Crestmohr regarded me with a curious expression as well. “John Swyftt,” he said, but the way it came out, it almost sounded like a question. “Did you ever find your thunderbird?”
“No,” I said. “But to be honest, I’ve been a bit busy, what with the trolls and gargoyles and other bollocks. If it helps, I think you’re right about it. Seven’s killer was a sodding earth dragon, and the storms…”
“Yes?”
I shrugged. “You don’t wanna hear about it, mate.”
“Humor me.” It didn’t sound like him. He always spoke so, well, like Tonto on old episodes of the Lone Ranger.
“Okay.
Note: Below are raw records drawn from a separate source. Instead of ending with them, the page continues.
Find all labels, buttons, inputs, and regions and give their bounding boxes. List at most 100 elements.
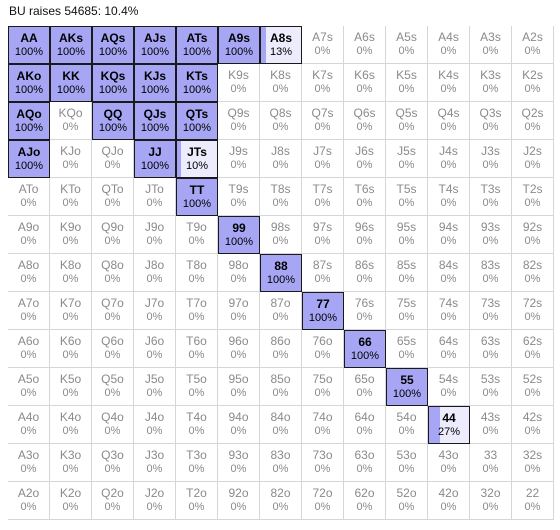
hand-cell-T3o[interactable]: T3o 0% [176, 444, 218, 482]
hand-cell-K7s[interactable]: K7s 0% [302, 64, 344, 102]
hand-cell-T6s[interactable]: T6s 0% [344, 178, 386, 216]
hand-cell-AKs[interactable]: AKs 100% [50, 26, 92, 64]
hand-cell-53o[interactable]: 53o 0% [386, 444, 428, 482]
hand-cell-55[interactable]: 55 100% [386, 368, 428, 406]
hand-cell-K8o[interactable]: K8o 0% [50, 254, 92, 292]
hand-cell-J4s[interactable]: J4s 0% [428, 140, 470, 178]
hand-cell-J5s[interactable]: J5s 0% [386, 140, 428, 178]
hand-cell-22[interactable]: 22 0% [512, 482, 554, 520]
hand-cell-AA[interactable]: AA 100% [8, 26, 50, 64]
hand-cell-KQs[interactable]: KQs 100% [92, 64, 134, 102]
hand-cell-J7s[interactable]: J7s 0% [302, 140, 344, 178]
hand-cell-Q7o[interactable]: Q7o 0% [92, 292, 134, 330]
hand-cell-54s[interactable]: 54s 0% [428, 368, 470, 406]
hand-cell-J6s[interactable]: J6s 0% [344, 140, 386, 178]
hand-cell-J5o[interactable]: J5o 0% [134, 368, 176, 406]
hand-cell-87s[interactable]: 87s 0% [302, 254, 344, 292]
hand-cell-83s[interactable]: 83s 0% [470, 254, 512, 292]
hand-cell-95s[interactable]: 95s 0% [386, 216, 428, 254]
hand-cell-J8o[interactable]: J8o 0% [134, 254, 176, 292]
hand-cell-K4s[interactable]: K4s 0% [428, 64, 470, 102]
hand-cell-97s[interactable]: 97s 0% [302, 216, 344, 254]
hand-cell-TT[interactable]: TT 100% [176, 178, 218, 216]
hand-cell-A5s[interactable]: A5s 0% [386, 26, 428, 64]
hand-cell-J9o[interactable]: J9o 0% [134, 216, 176, 254]
hand-cell-KJs[interactable]: KJs 100% [134, 64, 176, 102]
hand-cell-Q6s[interactable]: Q6s 0% [344, 102, 386, 140]
hand-cell-Q6o[interactable]: Q6o 0% [92, 330, 134, 368]
hand-cell-A6o[interactable]: A6o 0% [8, 330, 50, 368]
hand-cell-Q3s[interactable]: Q3s 0% [470, 102, 512, 140]
hand-cell-T5s[interactable]: T5s 0% [386, 178, 428, 216]
hand-cell-94s[interactable]: 94s 0% [428, 216, 470, 254]
hand-cell-73s[interactable]: 73s 0% [470, 292, 512, 330]
hand-cell-J3s[interactable]: J3s 0% [470, 140, 512, 178]
hand-cell-A3s[interactable]: A3s 0% [470, 26, 512, 64]
hand-cell-T2s[interactable]: T2s 0% [512, 178, 554, 216]
hand-cell-A2o[interactable]: A2o 0% [8, 482, 50, 520]
hand-cell-85s[interactable]: 85s 0% [386, 254, 428, 292]
hand-cell-A8o[interactable]: A8o 0% [8, 254, 50, 292]
hand-cell-K6o[interactable]: K6o 0% [50, 330, 92, 368]
hand-cell-K2s[interactable]: K2s 0% [512, 64, 554, 102]
hand-cell-J6o[interactable]: J6o 0% [134, 330, 176, 368]
hand-cell-53s[interactable]: 53s 0% [470, 368, 512, 406]
hand-cell-76o[interactable]: 76o 0% [302, 330, 344, 368]
hand-cell-QJs[interactable]: QJs 100% [134, 102, 176, 140]
hand-cell-73o[interactable]: 73o 0% [302, 444, 344, 482]
hand-cell-63o[interactable]: 63o 0% [344, 444, 386, 482]
hand-cell-52o[interactable]: 52o 0% [386, 482, 428, 520]
hand-cell-K6s[interactable]: K6s 0% [344, 64, 386, 102]
hand-cell-AQs[interactable]: AQs 100% [92, 26, 134, 64]
hand-cell-JTo[interactable]: JTo 0% [134, 178, 176, 216]
hand-cell-92s[interactable]: 92s 0% [512, 216, 554, 254]
hand-cell-95o[interactable]: 95o 0% [218, 368, 260, 406]
hand-cell-ATo[interactable]: ATo 0% [8, 178, 50, 216]
hand-cell-43o[interactable]: 43o 0% [428, 444, 470, 482]
hand-cell-Q9o[interactable]: Q9o 0% [92, 216, 134, 254]
hand-cell-QTo[interactable]: QTo 0% [92, 178, 134, 216]
hand-cell-T7s[interactable]: T7s 0% [302, 178, 344, 216]
hand-cell-T6o[interactable]: T6o 0% [176, 330, 218, 368]
hand-cell-86s[interactable]: 86s 0% [344, 254, 386, 292]
hand-cell-54o[interactable]: 54o 0% [386, 406, 428, 444]
hand-cell-93s[interactable]: 93s 0% [470, 216, 512, 254]
hand-cell-84o[interactable]: 84o 0% [260, 406, 302, 444]
hand-cell-J7o[interactable]: J7o 0% [134, 292, 176, 330]
hand-cell-AKo[interactable]: AKo 100% [8, 64, 50, 102]
hand-cell-J8s[interactable]: J8s 0% [260, 140, 302, 178]
hand-cell-44[interactable]: 44 27% [428, 406, 470, 444]
hand-cell-J2o[interactable]: J2o 0% [134, 482, 176, 520]
hand-cell-66[interactable]: 66 100% [344, 330, 386, 368]
hand-cell-33[interactable]: 33 0% [470, 444, 512, 482]
hand-cell-T9o[interactable]: T9o 0% [176, 216, 218, 254]
hand-cell-43s[interactable]: 43s 0% [470, 406, 512, 444]
hand-cell-A8s[interactable]: A8s 13% [260, 26, 302, 64]
hand-cell-AJs[interactable]: AJs 100% [134, 26, 176, 64]
hand-cell-K2o[interactable]: K2o 0% [50, 482, 92, 520]
hand-cell-74o[interactable]: 74o 0% [302, 406, 344, 444]
hand-cell-75s[interactable]: 75s 0% [386, 292, 428, 330]
hand-cell-K3s[interactable]: K3s 0% [470, 64, 512, 102]
hand-cell-Q8s[interactable]: Q8s 0% [260, 102, 302, 140]
hand-cell-T8s[interactable]: T8s 0% [260, 178, 302, 216]
hand-cell-T3s[interactable]: T3s 0% [470, 178, 512, 216]
hand-cell-72o[interactable]: 72o 0% [302, 482, 344, 520]
hand-cell-J3o[interactable]: J3o 0% [134, 444, 176, 482]
hand-cell-42o[interactable]: 42o 0% [428, 482, 470, 520]
hand-cell-T9s[interactable]: T9s 0% [218, 178, 260, 216]
hand-cell-77[interactable]: 77 100% [302, 292, 344, 330]
hand-cell-87o[interactable]: 87o 0% [260, 292, 302, 330]
hand-cell-74s[interactable]: 74s 0% [428, 292, 470, 330]
hand-cell-QJo[interactable]: QJo 0% [92, 140, 134, 178]
hand-cell-A3o[interactable]: A3o 0% [8, 444, 50, 482]
hand-cell-K7o[interactable]: K7o 0% [50, 292, 92, 330]
hand-cell-T4o[interactable]: T4o 0% [176, 406, 218, 444]
hand-cell-QTs[interactable]: QTs 100% [176, 102, 218, 140]
hand-cell-93o[interactable]: 93o 0% [218, 444, 260, 482]
hand-cell-JJ[interactable]: JJ 100% [134, 140, 176, 178]
hand-cell-99[interactable]: 99 100% [218, 216, 260, 254]
hand-cell-KK[interactable]: KK 100% [50, 64, 92, 102]
hand-cell-62o[interactable]: 62o 0% [344, 482, 386, 520]
hand-cell-97o[interactable]: 97o 0% [218, 292, 260, 330]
Turns out one of the Fallen is in town, some bloke named Aegir…seas and storms and all that rubbish.” He seemed to tense. “You’ve heard of him?”
“I have,” he said. “And more. What would be many, many years ago now, he and I met.”
I stared at Crestmohr’s face, gazing into his ageless features. “How many years?”
He didn’t say anything.
“You have met him also,” he said after a minute.
I nodded. “How did you know?”
“I can feel him on you. As can the dogs. The Fallen are diseased, John Swyftt. Men should not deal with devils. Their damnation is like a fever, and it catches just as easily.”
“So what are you saying?”
“You are marked, and all now know it. Angels as well as devils. It will protect you from some and keep you from others.”
“Fan-fucking-tastic.”
“Mind the gargoyles you speak of. They will come for Aegir, but they may smell him on you.”
“You really know how to liven the mood, mate,” I said. “Is Ape inside?”
He nodded.
As I walked up the back steps to the house, I had a thought, and stopped. “The bonnacon still in the stable?”
“It is.”
“I think we might need it later. Rino was trying to use it to defend himself from the gargoyles. We could use that kind of weapon. You think you can transport it for me?”